The periodic table is a tabular arrangement of the chemical elements, ordered by their atomic number, electron configuration, and recurring chemical properties, whose structure shows periodic trends.
63 chemical elements were known by the middle of the XIX century, and many scientists attempted to come up with some kind of system. In 1869, Dmitri Mendeleev formulated the Periodic Law and published his table of chemical elements, which was the predecessor of the modern periodic table. The first table consisted of 67 elements. In subsequent years, Mendeleev repeatedly modified it and added new elements.
150 years of the periodic table: international symposiums, competitions and the 4th International Conference on the Periodic Table
2019 will be the 150th anniversary of the periodic table and has therefore been proclaimed the “International Year of the Periodic Table of Chemical Elements” (IYPT 2019) by the UN. All around the globe celebrations will take place in 2019. The purpose of IYPT is to enhance the understanding and appreciation of fundamental science among the public. On June 1, IUPAC (International Union of Pure and Applied Chemistry) and UNESCO launched a website devoted to the International Year of the Periodic Table, where you can find an overview of events around the world.
On February 8, the Russian Science Day and Dmitri Mendeleev’s Birthday, Moscow will host the Opening Ceremony for the International Year of the Periodic Table, while on July 26-28, St.
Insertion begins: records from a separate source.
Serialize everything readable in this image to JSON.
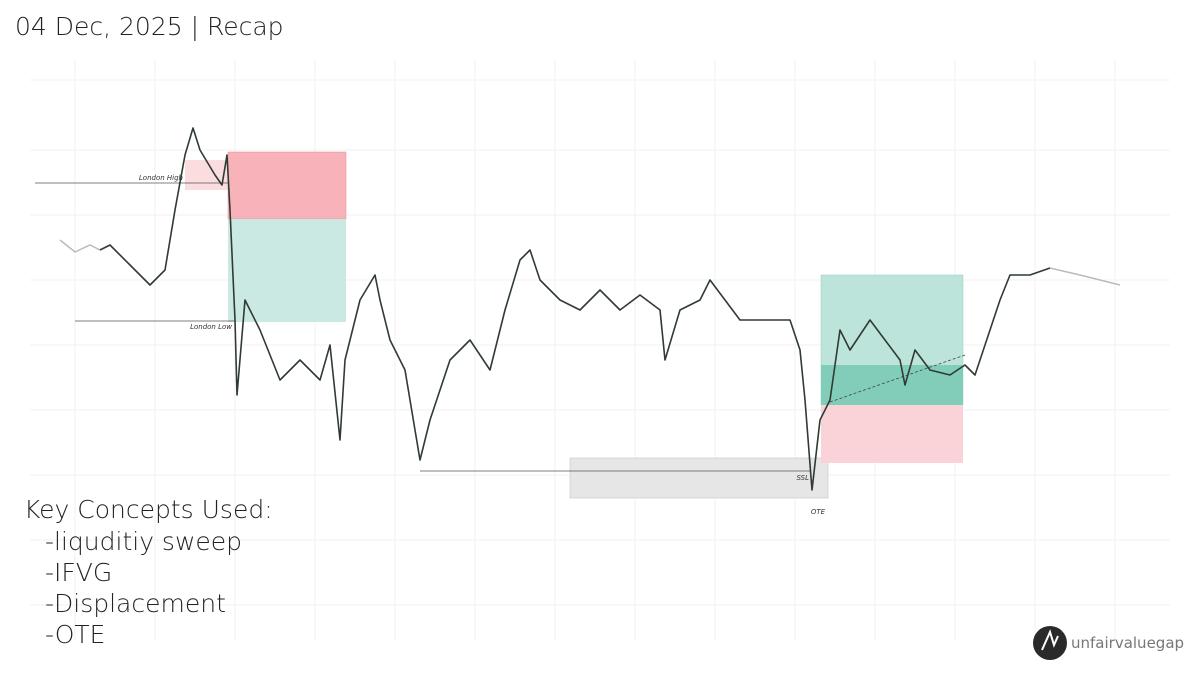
{
  "header": {
    "title": "04 Dec, 2025 | Recap"
  },
  "annotations": {
    "london_high": "London High",
    "london_low": "London Low",
    "ssl": "SSL",
    "ote": "OTE"
  },
  "key_concepts": {
    "heading": "Key Concepts Used:",
    "items": [
      "-liquditiy sweep",
      "-IFVG",
      "-Displacement",
      "-OTE"
    ]
  },
  "watermark": "unfairvaluegap"
}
Petersburg will host the 4th International Conference on the Periodic Table at ITMO University.
Why St. Petersburg?
It was Mikhail Kurushkin, a lecturer at ITMO’s Research and Educational Center of Chemical Engineering and Biotechnology, who initiated the idea to host the Conference in March 2018 when talking to Eric Scerri, a professor of chemistry at the University of California, Los Angeles.
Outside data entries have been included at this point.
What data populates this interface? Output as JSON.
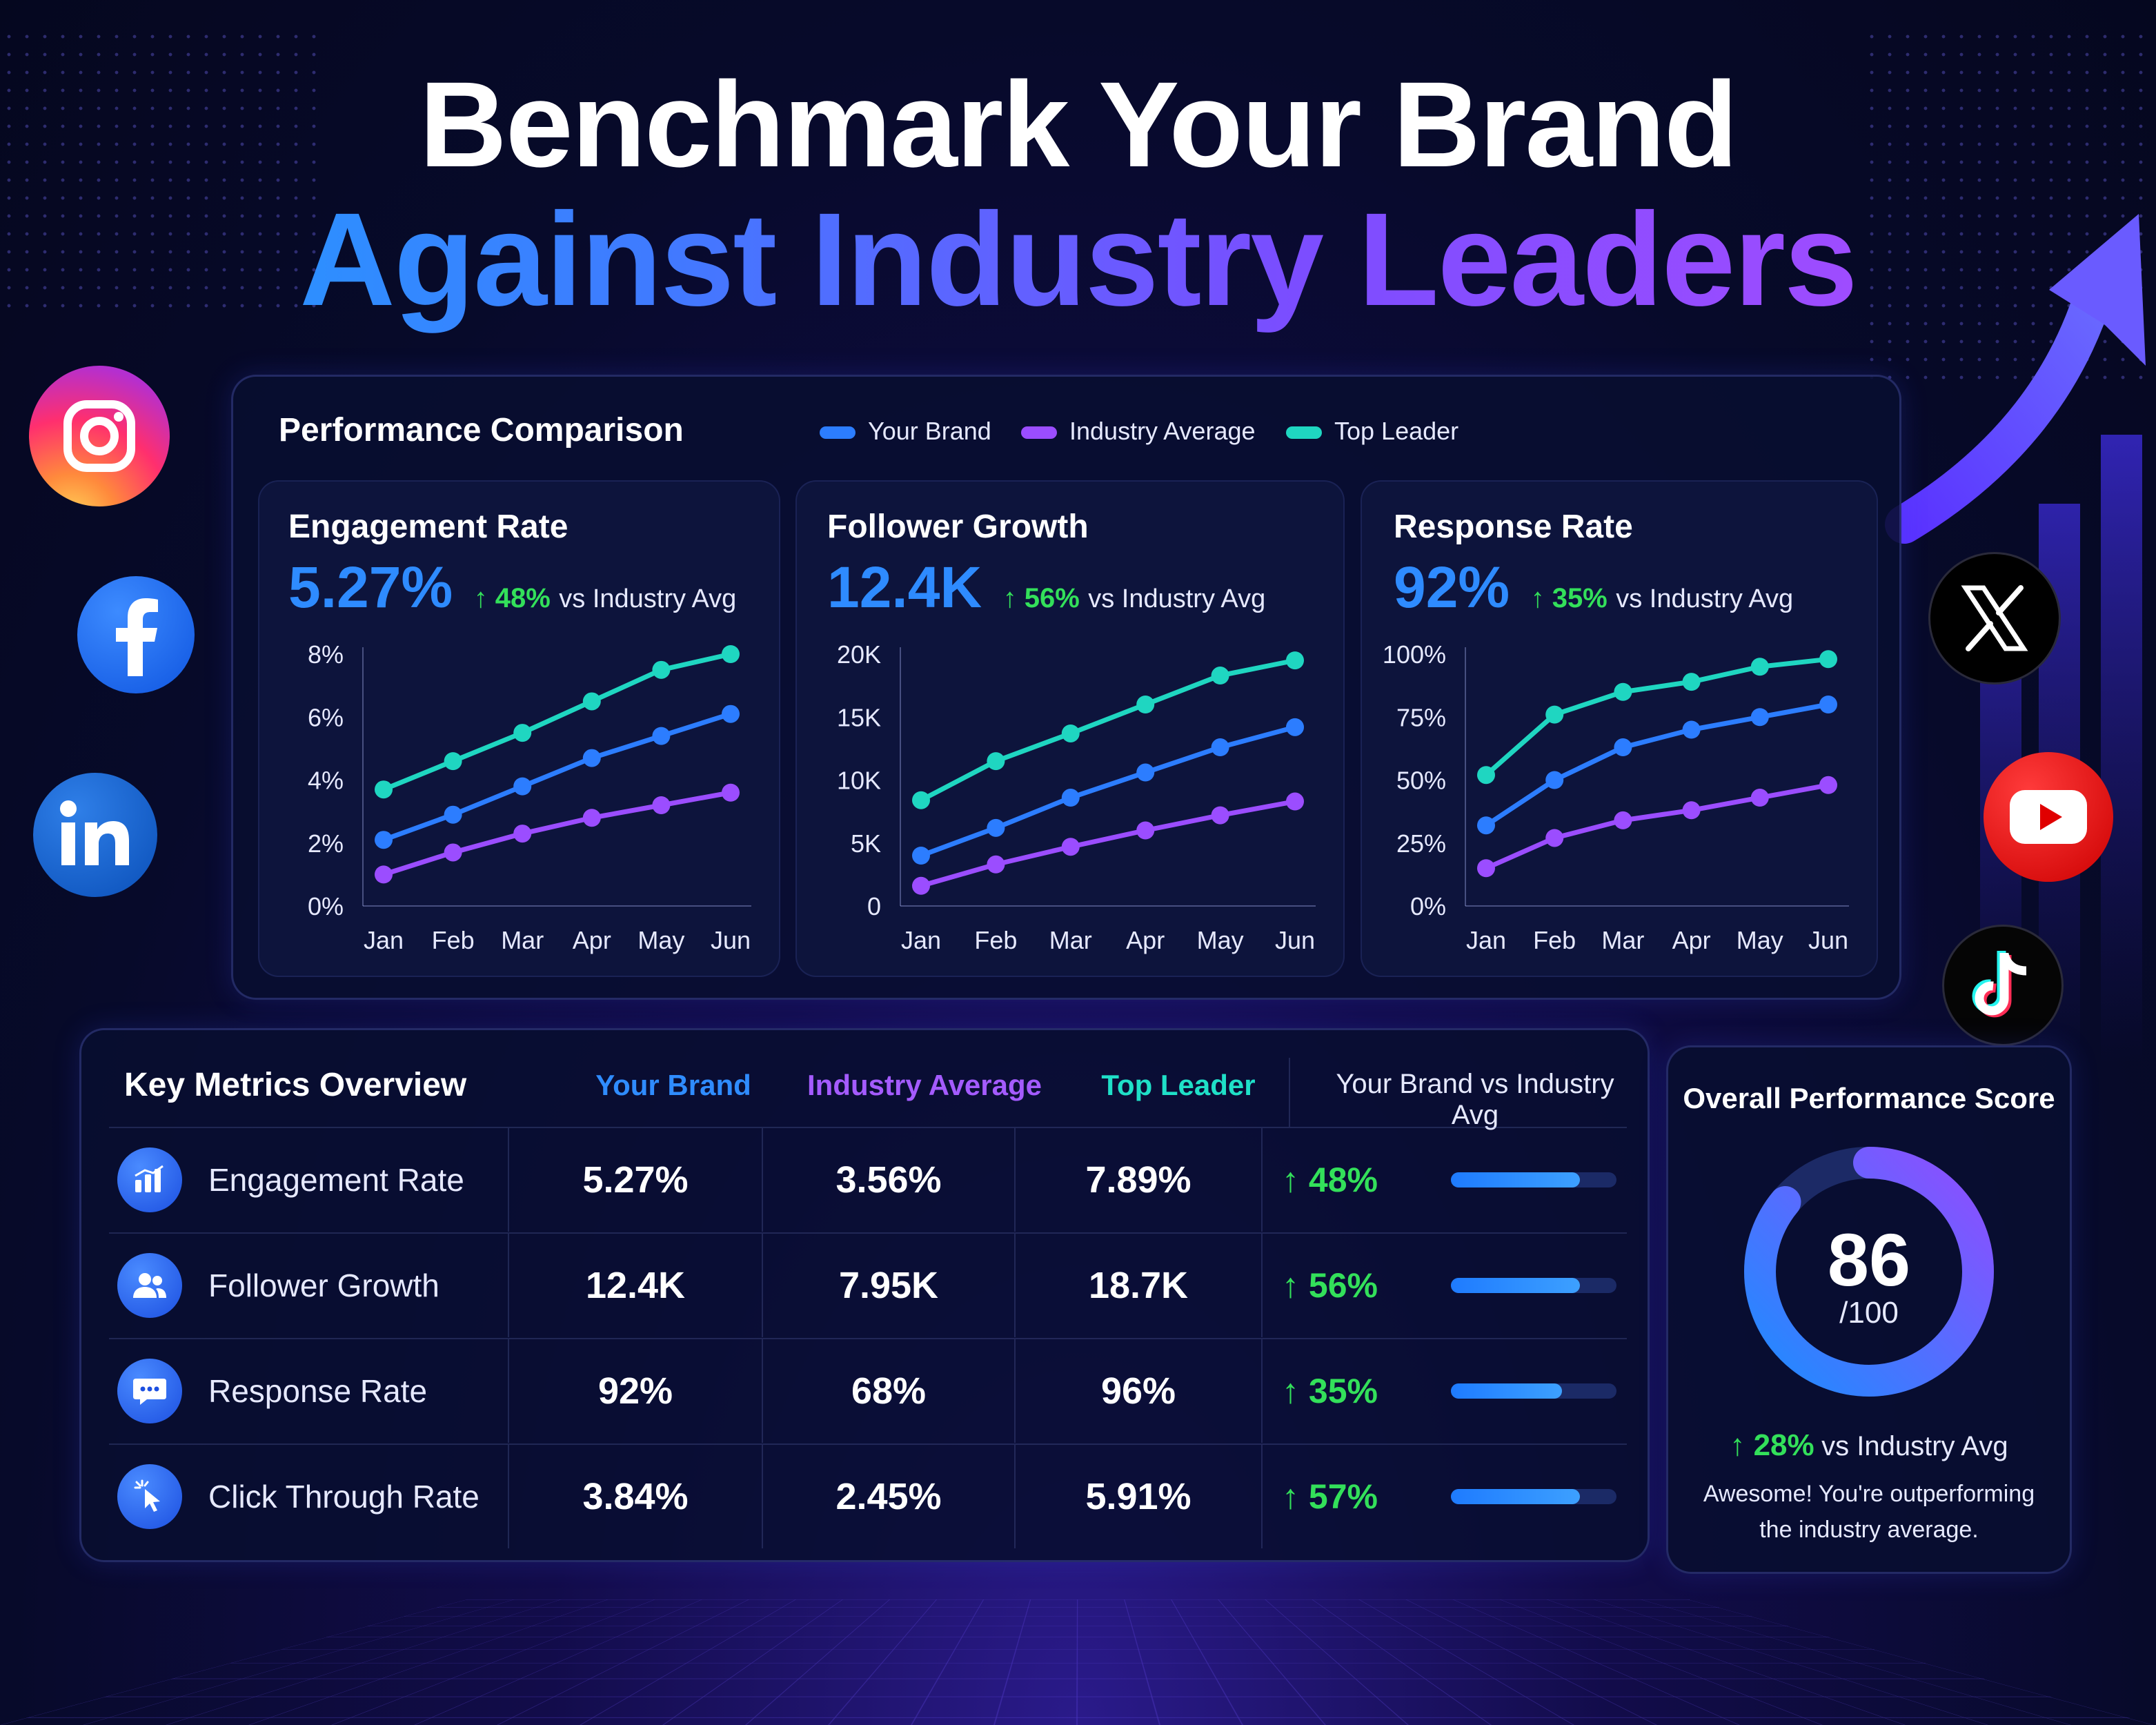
{
  "header": {
    "title_line1": "Benchmark Your Brand",
    "title_line2": "Against Industry Leaders"
  },
  "colors": {
    "your_brand": "#2c7dff",
    "industry_average": "#9b4dff",
    "top_leader": "#1fd6c1",
    "positive": "#33e05a"
  },
  "performance": {
    "title": "Performance Comparison",
    "legend": [
      "Your Brand",
      "Industry Average",
      "Top Leader"
    ]
  },
  "chart_data": [
    {
      "type": "line",
      "title": "Engagement Rate",
      "headline": "5.27%",
      "delta": "↑ 48%",
      "delta_note": "vs Industry Avg",
      "categories": [
        "Jan",
        "Feb",
        "Mar",
        "Apr",
        "May",
        "Jun"
      ],
      "ylim": [
        0,
        8
      ],
      "yticks": [
        "0%",
        "2%",
        "4%",
        "6%",
        "8%"
      ],
      "series": [
        {
          "name": "Your Brand",
          "values": [
            2.1,
            2.9,
            3.8,
            4.7,
            5.4,
            6.1
          ]
        },
        {
          "name": "Industry Average",
          "values": [
            1.0,
            1.7,
            2.3,
            2.8,
            3.2,
            3.6
          ]
        },
        {
          "name": "Top Leader",
          "values": [
            3.7,
            4.6,
            5.5,
            6.5,
            7.5,
            8.0
          ]
        }
      ]
    },
    {
      "type": "line",
      "title": "Follower Growth",
      "headline": "12.4K",
      "delta": "↑ 56%",
      "delta_note": "vs Industry Avg",
      "categories": [
        "Jan",
        "Feb",
        "Mar",
        "Apr",
        "May",
        "Jun"
      ],
      "ylim": [
        0,
        20000
      ],
      "yticks": [
        "0",
        "5K",
        "10K",
        "15K",
        "20K"
      ],
      "series": [
        {
          "name": "Your Brand",
          "values": [
            4000,
            6200,
            8600,
            10600,
            12600,
            14200
          ]
        },
        {
          "name": "Industry Average",
          "values": [
            1600,
            3300,
            4700,
            6000,
            7200,
            8300
          ]
        },
        {
          "name": "Top Leader",
          "values": [
            8400,
            11500,
            13700,
            16000,
            18300,
            19500
          ]
        }
      ]
    },
    {
      "type": "line",
      "title": "Response Rate",
      "headline": "92%",
      "delta": "↑ 35%",
      "delta_note": "vs Industry Avg",
      "categories": [
        "Jan",
        "Feb",
        "Mar",
        "Apr",
        "May",
        "Jun"
      ],
      "ylim": [
        0,
        100
      ],
      "yticks": [
        "0%",
        "25%",
        "50%",
        "75%",
        "100%"
      ],
      "series": [
        {
          "name": "Your Brand",
          "values": [
            32,
            50,
            63,
            70,
            75,
            80
          ]
        },
        {
          "name": "Industry Average",
          "values": [
            15,
            27,
            34,
            38,
            43,
            48
          ]
        },
        {
          "name": "Top Leader",
          "values": [
            52,
            76,
            85,
            89,
            95,
            98
          ]
        }
      ]
    }
  ],
  "metrics": {
    "title": "Key Metrics Overview",
    "columns": [
      "Your Brand",
      "Industry Average",
      "Top Leader",
      "Your Brand vs Industry Avg"
    ],
    "rows": [
      {
        "icon": "bar-chart-icon",
        "name": "Engagement Rate",
        "brand": "5.27%",
        "industry": "3.56%",
        "leader": "7.89%",
        "delta": "↑ 48%",
        "bar": 0.78
      },
      {
        "icon": "users-icon",
        "name": "Follower Growth",
        "brand": "12.4K",
        "industry": "7.95K",
        "leader": "18.7K",
        "delta": "↑ 56%",
        "bar": 0.78
      },
      {
        "icon": "chat-icon",
        "name": "Response Rate",
        "brand": "92%",
        "industry": "68%",
        "leader": "96%",
        "delta": "↑ 35%",
        "bar": 0.67
      },
      {
        "icon": "cursor-click-icon",
        "name": "Click Through Rate",
        "brand": "3.84%",
        "industry": "2.45%",
        "leader": "5.91%",
        "delta": "↑ 57%",
        "bar": 0.78
      }
    ]
  },
  "score": {
    "title": "Overall Performance Score",
    "value": "86",
    "out_of": "/100",
    "fraction": 0.86,
    "delta": "↑ 28%",
    "delta_note": "vs Industry Avg",
    "message_line1": "Awesome! You're outperforming",
    "message_line2": "the industry average."
  },
  "socials": [
    "instagram-icon",
    "facebook-icon",
    "linkedin-icon",
    "x-icon",
    "youtube-icon",
    "tiktok-icon"
  ]
}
“I have been studying the periodic table for about ten years. It’s about this time when I first read Eric Scerri’s publications. Eric Scerri is one of the leading scientists in the field of chemistry, a writer and philosopher of science. Last year, I published my first article on the periodic table in the Journal of Chemical Education. I sent this article to Eric Scerri, and we started communicating. In December, he told me about the UN announcing 2019 the International Year of the Periodic Table and we decided to contribute to the celebration of this event”, shares Mikhail Kurushkin.
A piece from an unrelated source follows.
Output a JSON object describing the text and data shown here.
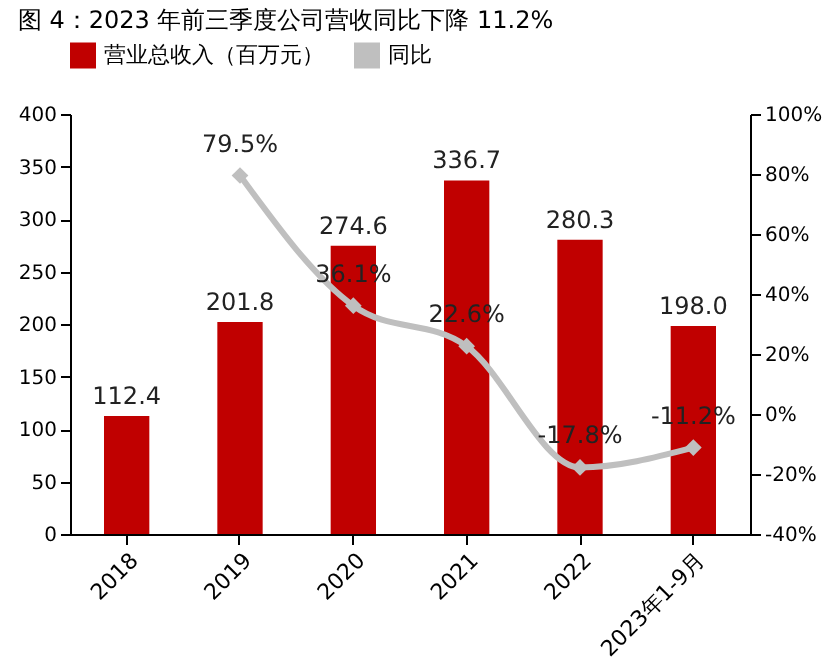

Only three conferences on the periodic table have been organized so far. The first one was held in 1969 in the Vatican, while the second and the third ones were held in 2003 and in 2012 in Canada and Peru, respectively. It was here, in St. Petersburg, where Dmitri Mendeleev published his first version of the periodic table. That’s why St. Petersburg was chosen as the host city for the Conference, notes Mikhail Kurushkin.
A website of the Conference has already been launched. Among the people who have already joined the event are many Russian and international researchers, e.g. Fabienne Meyers, a member of the IUPAC secretariat and IUPAC Chemistry International journal’s editor. The event has already gained support from Russia’s leading universities. Conference proceedings will be published by Oxford University Press.
Key topics and speakers
The Conference will be held for three days. Among the speakers are both scientists and specialists working in the field of chemistry.
“The periodic table is an icon of science, not just chemistry. That’s why we decided to invite speakers from various fields and countries. There will be scientists from the US and Italy, and from other Russian cities”, says Mikhail Kurushkin.
Among the scientists who received invitations to speak at the Conference will be Yuri Oganessian, a Soviet and Russian nuclear physicist, a researcher at the Flerov Laboratory of Nuclear Reactions at the Joint Institute for Nuclear Research and the only currently living person with a chemical element named after him, George Whitesides, a prolific author with the highest Hirsch index of all living chemists, and Jean-Marie Lehn, a Nobel Prize winner in chemistry.
“Does the periodic table have an end? There is no unambiguous opinion about it yet, but there are many theories. This is a very interesting question, which is still relevant today. Besides, scientists still argue about the very concept of the table”, commented Mikhail Kurushkin.
During the three days, ITMO University will host various exhibitions, workshops and poster sessions. The winners will get an opportunity to receive Eric Scerri’s books and presents from the Conference’s partners.
“We’re going to invite some speakers, who have never presented their research in Russia before. I’m proud that this event will take place at ITMO University”, says Mr. Kurushkin.